Robert Angell, the greatest baseball writer of my lifetime, once answered a critic who asked him why baseball should be taken seriously and why it should be given such weight in the life of the country, this at a time when baseball was the most popular American professional sport.
Angell knew the history of the sport. He knew about its long trail of racism and about the financial exploitation of its players by rapacious owners who saw them as disposable.

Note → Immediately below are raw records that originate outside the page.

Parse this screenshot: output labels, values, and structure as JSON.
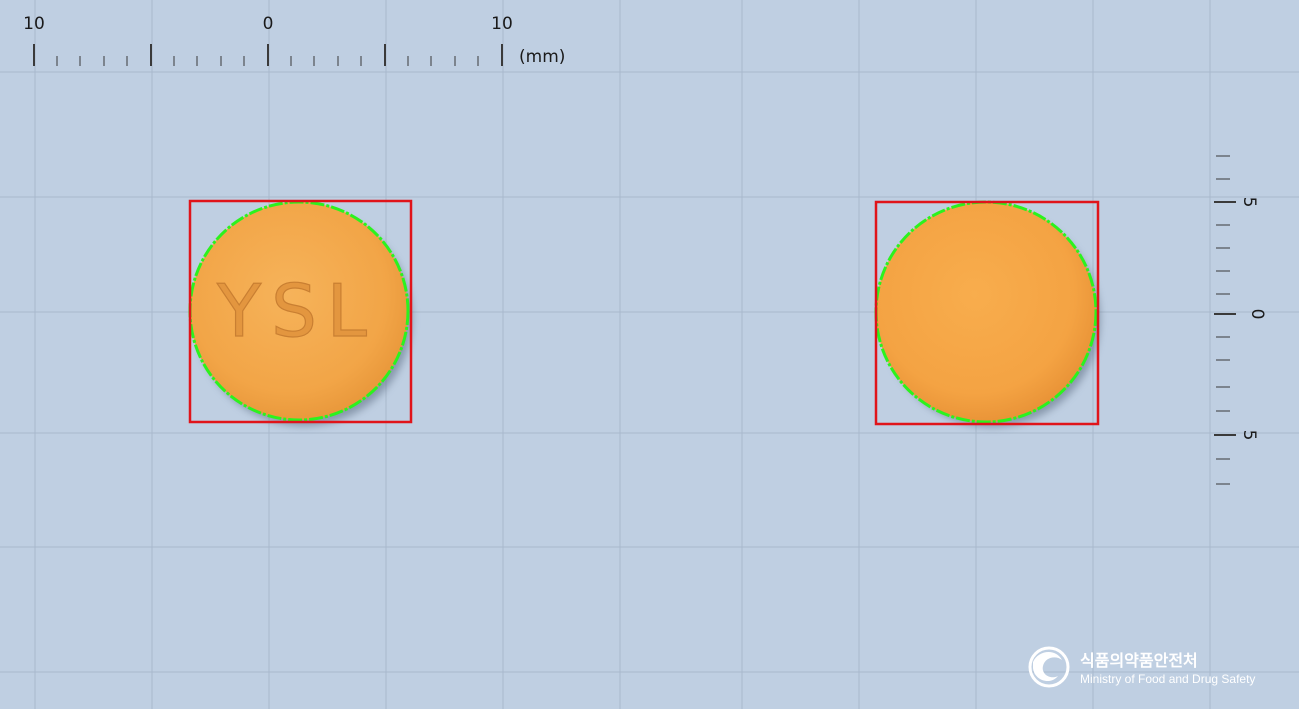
{
  "ruler_top": {
    "labels": [
      "10",
      "0",
      "10"
    ],
    "unit": "(mm)"
  },
  "ruler_right": {
    "labels": [
      "5",
      "0",
      "5"
    ]
  },
  "pill_front": {
    "imprint": "YSL",
    "color": "#f3a94c"
  },
  "pill_back": {
    "imprint": "",
    "color": "#f6a543"
  },
  "logo": {
    "korean": "식품의약품안전처",
    "english": "Ministry of Food and Drug Safety"
  },
  "colors": {
    "background": "#bfcfe2",
    "grid_major": "#9fb0c4",
    "bbox": "#e0141a",
    "contour": "#2cf21e"
  }
}
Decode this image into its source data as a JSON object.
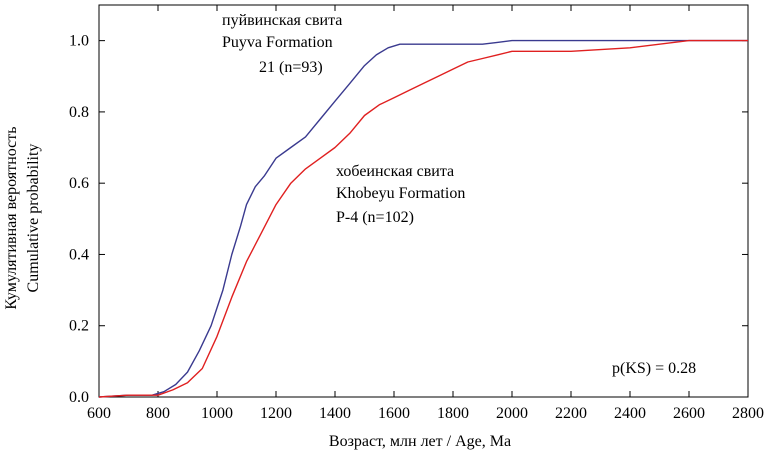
{
  "chart_data": {
    "type": "line",
    "xlabel": "Возраст, млн лет / Age, Ma",
    "ylabel_ru": "Кумулятивная вероятность",
    "ylabel_en": "Cumulative probability",
    "xlim": [
      600,
      2800
    ],
    "ylim": [
      0,
      1.1
    ],
    "xticks": [
      600,
      800,
      1000,
      1200,
      1400,
      1600,
      1800,
      2000,
      2200,
      2400,
      2600,
      2800
    ],
    "yticks": [
      "0.0",
      "0.2",
      "0.4",
      "0.6",
      "0.8",
      "1.0"
    ],
    "grid": false,
    "series": [
      {
        "name_ru": "пуйвинская свита",
        "name_en": "Puyva Formation",
        "sample": "21 (n=93)",
        "color": "#3a3a8f",
        "x": [
          600,
          700,
          780,
          820,
          860,
          900,
          940,
          980,
          1000,
          1020,
          1050,
          1080,
          1100,
          1130,
          1160,
          1200,
          1250,
          1300,
          1350,
          1400,
          1450,
          1500,
          1540,
          1580,
          1620,
          1700,
          1800,
          1900,
          1950,
          2000,
          2200,
          2400,
          2600,
          2800
        ],
        "y": [
          0.0,
          0.005,
          0.005,
          0.015,
          0.035,
          0.07,
          0.13,
          0.2,
          0.25,
          0.3,
          0.4,
          0.48,
          0.54,
          0.59,
          0.62,
          0.67,
          0.7,
          0.73,
          0.78,
          0.83,
          0.88,
          0.93,
          0.96,
          0.98,
          0.99,
          0.99,
          0.99,
          0.99,
          0.995,
          1.0,
          1.0,
          1.0,
          1.0,
          1.0
        ]
      },
      {
        "name_ru": "хобеинская свита",
        "name_en": "Khobeyu Formation",
        "sample": "P-4 (n=102)",
        "color": "#e02020",
        "x": [
          600,
          700,
          800,
          850,
          900,
          950,
          1000,
          1050,
          1100,
          1150,
          1200,
          1250,
          1300,
          1350,
          1400,
          1450,
          1500,
          1550,
          1600,
          1650,
          1700,
          1750,
          1800,
          1850,
          1900,
          1950,
          2000,
          2200,
          2400,
          2600,
          2800
        ],
        "y": [
          0.0,
          0.005,
          0.005,
          0.02,
          0.04,
          0.08,
          0.17,
          0.28,
          0.38,
          0.46,
          0.54,
          0.6,
          0.64,
          0.67,
          0.7,
          0.74,
          0.79,
          0.82,
          0.84,
          0.86,
          0.88,
          0.9,
          0.92,
          0.94,
          0.95,
          0.96,
          0.97,
          0.97,
          0.98,
          1.0,
          1.0
        ]
      }
    ],
    "annotations": {
      "pks": "p(KS) = 0.28"
    }
  }
}
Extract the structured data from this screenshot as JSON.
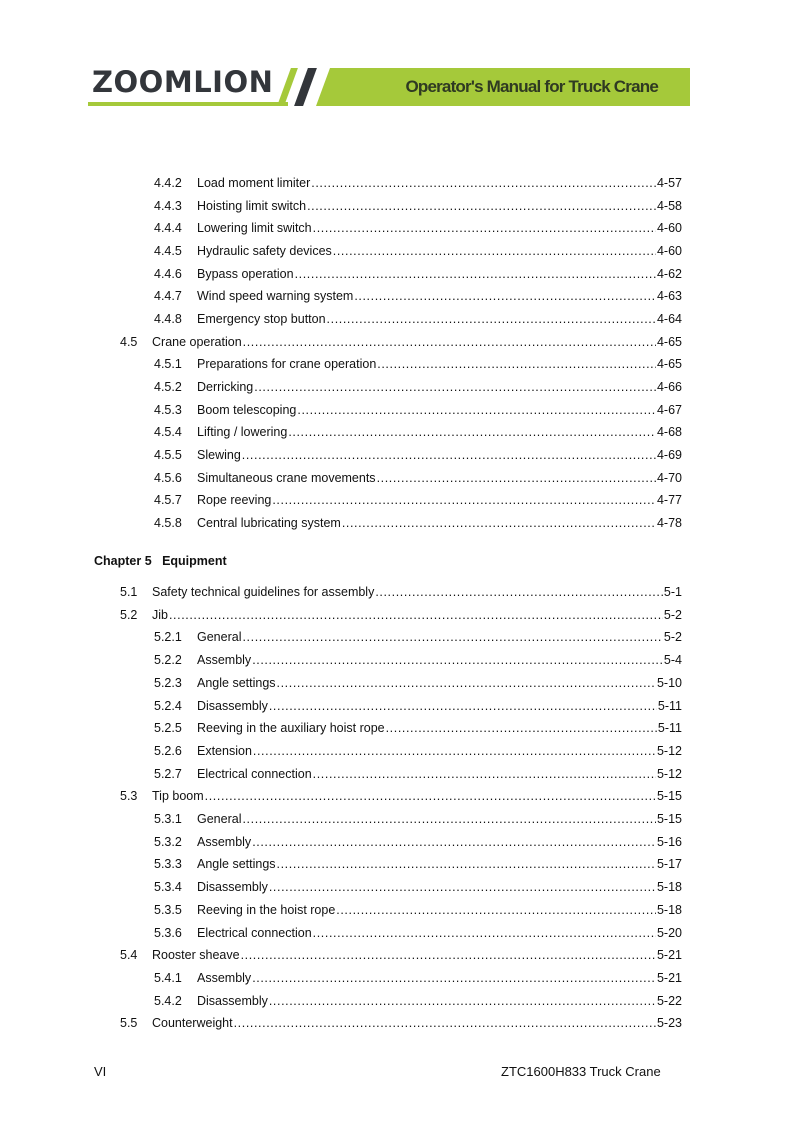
{
  "header": {
    "logo": "ZOOMLION",
    "title": "Operator's Manual for Truck Crane",
    "accent": "#a5c93a",
    "dark": "#33363b"
  },
  "toc_block1": [
    {
      "level": 2,
      "num": "4.4.2",
      "title": "Load moment limiter",
      "page": "4-57"
    },
    {
      "level": 2,
      "num": "4.4.3",
      "title": "Hoisting limit switch",
      "page": "4-58"
    },
    {
      "level": 2,
      "num": "4.4.4",
      "title": "Lowering limit switch",
      "page": "4-60"
    },
    {
      "level": 2,
      "num": "4.4.5",
      "title": "Hydraulic safety devices",
      "page": "4-60"
    },
    {
      "level": 2,
      "num": "4.4.6",
      "title": "Bypass operation",
      "page": "4-62"
    },
    {
      "level": 2,
      "num": "4.4.7",
      "title": "Wind speed warning system",
      "page": "4-63"
    },
    {
      "level": 2,
      "num": "4.4.8",
      "title": "Emergency stop button",
      "page": "4-64"
    },
    {
      "level": 1,
      "num": "4.5",
      "title": "Crane operation",
      "page": "4-65"
    },
    {
      "level": 2,
      "num": "4.5.1",
      "title": "Preparations for crane operation",
      "page": "4-65"
    },
    {
      "level": 2,
      "num": "4.5.2",
      "title": "Derricking",
      "page": "4-66"
    },
    {
      "level": 2,
      "num": "4.5.3",
      "title": "Boom telescoping",
      "page": "4-67"
    },
    {
      "level": 2,
      "num": "4.5.4",
      "title": "Lifting / lowering",
      "page": "4-68"
    },
    {
      "level": 2,
      "num": "4.5.5",
      "title": "Slewing",
      "page": "4-69"
    },
    {
      "level": 2,
      "num": "4.5.6",
      "title": "Simultaneous crane movements",
      "page": "4-70"
    },
    {
      "level": 2,
      "num": "4.5.7",
      "title": "Rope reeving",
      "page": "4-77"
    },
    {
      "level": 2,
      "num": "4.5.8",
      "title": "Central lubricating system",
      "page": "4-78"
    }
  ],
  "chapter": "Chapter 5   Equipment",
  "toc_block2": [
    {
      "level": 1,
      "num": "5.1",
      "title": "Safety technical guidelines for assembly",
      "page": "5-1"
    },
    {
      "level": 1,
      "num": "5.2",
      "title": "Jib",
      "page": "5-2"
    },
    {
      "level": 2,
      "num": "5.2.1",
      "title": "General",
      "page": "5-2"
    },
    {
      "level": 2,
      "num": "5.2.2",
      "title": "Assembly",
      "page": "5-4"
    },
    {
      "level": 2,
      "num": "5.2.3",
      "title": "Angle settings",
      "page": "5-10"
    },
    {
      "level": 2,
      "num": "5.2.4",
      "title": "Disassembly",
      "page": "5-11"
    },
    {
      "level": 2,
      "num": "5.2.5",
      "title": "Reeving in the auxiliary hoist rope",
      "page": "5-11"
    },
    {
      "level": 2,
      "num": "5.2.6",
      "title": "Extension",
      "page": "5-12"
    },
    {
      "level": 2,
      "num": "5.2.7",
      "title": "Electrical connection",
      "page": "5-12"
    },
    {
      "level": 1,
      "num": "5.3",
      "title": "Tip boom",
      "page": "5-15"
    },
    {
      "level": 2,
      "num": "5.3.1",
      "title": "General",
      "page": "5-15"
    },
    {
      "level": 2,
      "num": "5.3.2",
      "title": "Assembly",
      "page": "5-16"
    },
    {
      "level": 2,
      "num": "5.3.3",
      "title": "Angle settings",
      "page": "5-17"
    },
    {
      "level": 2,
      "num": "5.3.4",
      "title": "Disassembly",
      "page": "5-18"
    },
    {
      "level": 2,
      "num": "5.3.5",
      "title": "Reeving in the hoist rope",
      "page": "5-18"
    },
    {
      "level": 2,
      "num": "5.3.6",
      "title": "Electrical connection",
      "page": "5-20"
    },
    {
      "level": 1,
      "num": "5.4",
      "title": "Rooster sheave",
      "page": "5-21"
    },
    {
      "level": 2,
      "num": "5.4.1",
      "title": "Assembly",
      "page": "5-21"
    },
    {
      "level": 2,
      "num": "5.4.2",
      "title": "Disassembly",
      "page": "5-22"
    },
    {
      "level": 1,
      "num": "5.5",
      "title": "Counterweight",
      "page": "5-23"
    }
  ],
  "footer": {
    "page": "VI",
    "model": "ZTC1600H833 Truck Crane"
  }
}
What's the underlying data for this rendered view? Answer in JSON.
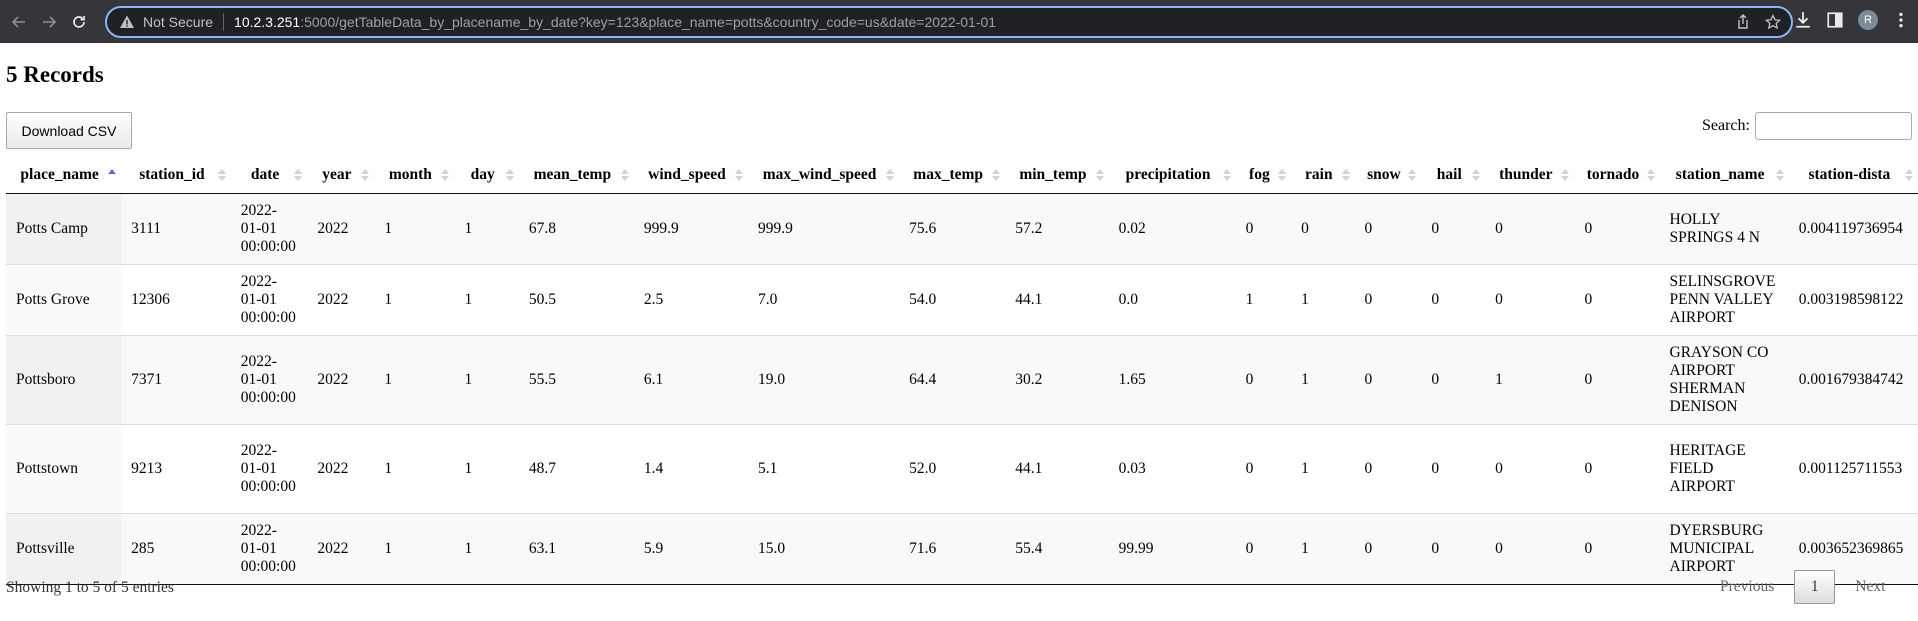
{
  "browser": {
    "security_label": "Not Secure",
    "url_host": "10.2.3.251",
    "url_rest": ":5000/getTableData_by_placename_by_date?key=123&place_name=potts&country_code=us&date=2022-01-01",
    "profile_initial": "R"
  },
  "page": {
    "title": "5 Records",
    "download_label": "Download CSV",
    "search_label": "Search:",
    "search_value": ""
  },
  "table": {
    "headers": [
      "place_name",
      "station_id",
      "date",
      "year",
      "month",
      "day",
      "mean_temp",
      "wind_speed",
      "max_wind_speed",
      "max_temp",
      "min_temp",
      "precipitation",
      "fog",
      "rain",
      "snow",
      "hail",
      "thunder",
      "tornado",
      "station_name",
      "station-dista"
    ],
    "sorted_column": "place_name",
    "rows": [
      [
        "Potts Camp",
        "3111",
        "2022-01-01 00:00:00",
        "2022",
        "1",
        "1",
        "67.8",
        "999.9",
        "999.9",
        "75.6",
        "57.2",
        "0.02",
        "0",
        "0",
        "0",
        "0",
        "0",
        "0",
        "HOLLY SPRINGS 4 N",
        "0.004119736954"
      ],
      [
        "Potts Grove",
        "12306",
        "2022-01-01 00:00:00",
        "2022",
        "1",
        "1",
        "50.5",
        "2.5",
        "7.0",
        "54.0",
        "44.1",
        "0.0",
        "1",
        "1",
        "0",
        "0",
        "0",
        "0",
        "SELINSGROVE PENN VALLEY AIRPORT",
        "0.003198598122"
      ],
      [
        "Pottsboro",
        "7371",
        "2022-01-01 00:00:00",
        "2022",
        "1",
        "1",
        "55.5",
        "6.1",
        "19.0",
        "64.4",
        "30.2",
        "1.65",
        "0",
        "1",
        "0",
        "0",
        "1",
        "0",
        "GRAYSON CO AIRPORT SHERMAN DENISON",
        "0.001679384742"
      ],
      [
        "Pottstown",
        "9213",
        "2022-01-01 00:00:00",
        "2022",
        "1",
        "1",
        "48.7",
        "1.4",
        "5.1",
        "52.0",
        "44.1",
        "0.03",
        "0",
        "1",
        "0",
        "0",
        "0",
        "0",
        "HERITAGE FIELD AIRPORT",
        "0.001125711553"
      ],
      [
        "Pottsville",
        "285",
        "2022-01-01 00:00:00",
        "2022",
        "1",
        "1",
        "63.1",
        "5.9",
        "15.0",
        "71.6",
        "55.4",
        "99.99",
        "0",
        "1",
        "0",
        "0",
        "0",
        "0",
        "DYERSBURG MUNICIPAL AIRPORT",
        "0.003652369865"
      ]
    ]
  },
  "footer": {
    "info": "Showing 1 to 5 of 5 entries",
    "previous": "Previous",
    "current_page": "1",
    "next": "Next"
  }
}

He wrote that in spite of all that, a love of baseball and of a team was a good thing for a people and a city. In spite of the drink, in spite of the occasional ugly behavior of some fans, baseball also provoked a sense of wonder at the supreme skills of the best athletes. It fed our need for heroes, however flawed, who on the field give performances that show us excellence in deeds and sometimes even in character. For us, they sacrifice their bodies. For us, for a few hours each game, for a season, for a lifetime of devotion, they provide a passage into a larger community. That is no small thing.
The Philadelphia Eagles won Super Bowl 59 in a full team victory, and in this long winter, lifted the spirits of several million human beings. Wait a sec, scrub the spirits bit. They made all those people happy – see a stranger at WAWA and fall into a conversation, “What about them Birds!” happy. Talk to your coworkers pleasantly happy. Laugh more easily happy. Forget the disintegrating world for a bit happy.
In spite of the pervasive stench of gambling that now surrounds the sport, in spite of the drunkenness, in spite of a few partisan fans’ xenophobic treatment of opposing teams’ supporters, in spite of the physical damage inflicted by the game on the bodies of its players – I know, in spite of and in spite of – but this past Sunday we witnessed men with guileless affection for each other play a very difficult sport at the highest levels of physical and intellectual excellence and in doing so actually make joy, actually craft out of their bodies on that field, a palpable and inescapable joy.
That feeling will pass, the winter will drag on, the news will darken, but the reality of those moments on Sunday will not go away, the reality of good cheer conjured out of a game will not go away and the expectation of future happiness will not go away. The Philadelphia Eagles did a service to all those who root for them – that team took people out of themselves for a while, took them away from algorithms and a plodding daily life and let them celebrate genuine achievement together. That too is no small thing.